Le dipendenti pubbliche oggi non sono potute andare a lavoro a Kabul, in quella che appare come l'ennesima discriminazione di genere dei talebani. Il nuovo sindaco della capitale afghana ha chiesto alle donne di rimanere a casa. I talebani "hanno ritenuto necessario impedire alle donne di lavorare per un po'", ha spiegato Hamdullah Nomany. "Per le posizioni che gli uomini possono ricoprire, abbiamo detto alle donne di rimanere a casa fino a quando la situazione non sarà normalizzata. I loro stipendi saranno pagati", ha spiegato. A Kabul un terzo dei 3mila impiegati comunali sono donne. 

l sindaco ad interim di Kabul, nella sua prima conferenza stampa da quando è stato nominato dai talebani, ha spiegato che prima del nuovo regime poco meno di un terzo dei quasi 3.000 dipendenti comunali erano donne e lavoravano in tutti i dipartimenti. Namony ha detto che alle dipendenti è stato ordinato di rimanere a casa in attesa di un'ulteriore decisione. Ha spiegato che sono state fatte eccezioni per le donne che non possono essere sostituite dagli uomini, comprese alcune impiegate nei dipartimenti di progettazione e ingegneria e le inservienti dei bagni pubblici per le donne. Il sindaco non ha specificato quante dipendenti donne sono state costrette a rimanere a casa.

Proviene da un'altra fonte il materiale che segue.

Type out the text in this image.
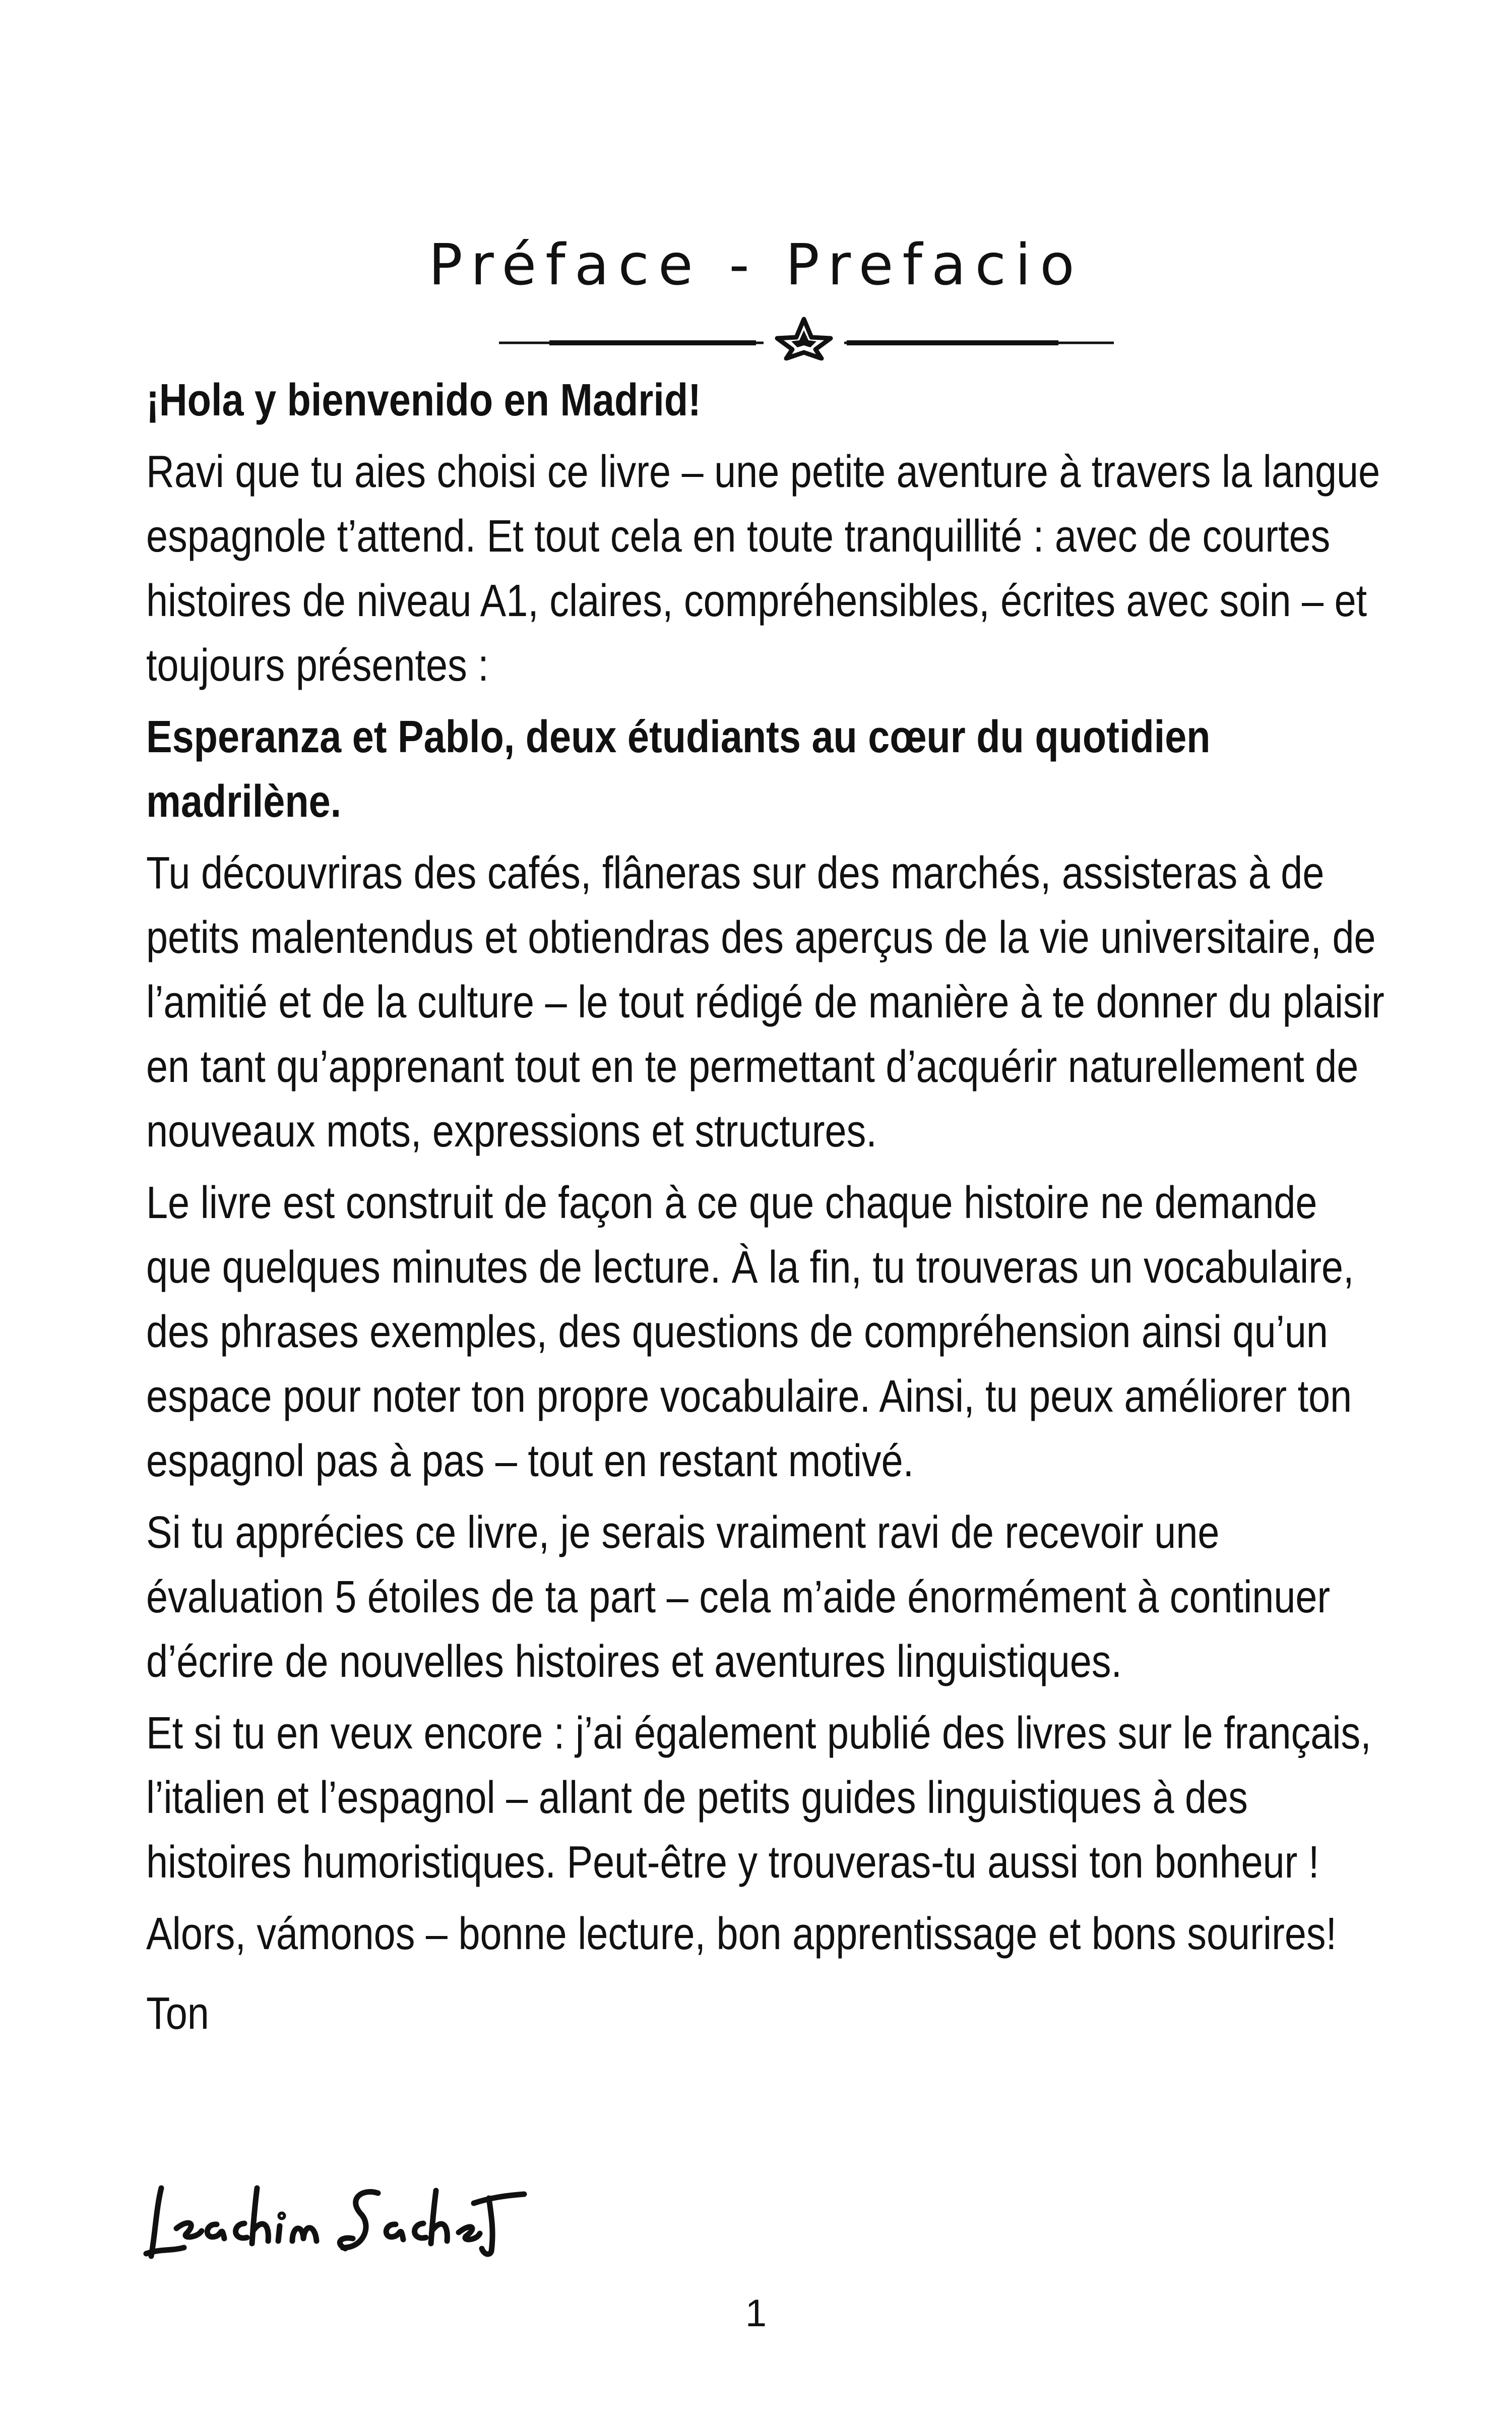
Préface - Prefacio

¡Hola y bienvenido en Madrid!

Ravi que tu aies choisi ce livre – une petite aventure à travers la langue espagnole t’attend. Et tout cela en toute tranquillité : avec de courtes histoires de niveau A1, claires, compréhensibles, écrites avec soin – et toujours présentes :

Esperanza et Pablo, deux étudiants au cœur du quotidien madrilène.

Tu découvriras des cafés, flâneras sur des marchés, assisteras à de petits malentendus et obtiendras des aperçus de la vie universitaire, de l’amitié et de la culture – le tout rédigé de manière à te donner du plaisir en tant qu’apprenant tout en te permettant d’acquérir naturellement de nouveaux mots, expressions et structures.

Le livre est construit de façon à ce que chaque histoire ne demande que quelques minutes de lecture. À la fin, tu trouveras un vocabulaire, des phrases exemples, des questions de compréhension ainsi qu’un espace pour noter ton propre vocabulaire. Ainsi, tu peux améliorer ton espagnol pas à pas – tout en restant motivé.

Si tu apprécies ce livre, je serais vraiment ravi de recevoir une évaluation 5 étoiles de ta part – cela m’aide énormément à continuer d’écrire de nouvelles histoires et aventures linguistiques.

Et si tu en veux encore : j’ai également publié des livres sur le français, l’italien et l’espagnol – allant de petits guides linguistiques à des histoires humoristiques. Peut-être y trouveras-tu aussi ton bonheur !

Alors, vámonos – bonne lecture, bon apprentissage et bons sourires!

Ton

1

Sempre oggi ci sono state piccole proteste fuori dal ministero degli affari femminili, sostituito dai talebani con un ministero "per il rispetto della virtù", mentre un altro gruppo di donne ha tenuto una conferenza stampa per rivendicare i propri diritti. Ieri hanno riaperto le scuole secondarie, anche in questo caso solo per studenti ed insegnanti maschi.

I talebani hanno un'altra partita, complicata, da risolvere, che in questa fase sta minando la loro capacità di mantenere pacificato il Paese. L'Isis-K ha rivendicato l'ondata di attacchi compiuti negli ultimi due giorni a Jalalabad proprio con gli studenti coranici. Attentati che, secondo i jihadisti, avrebbero provocato oltre 35 morti.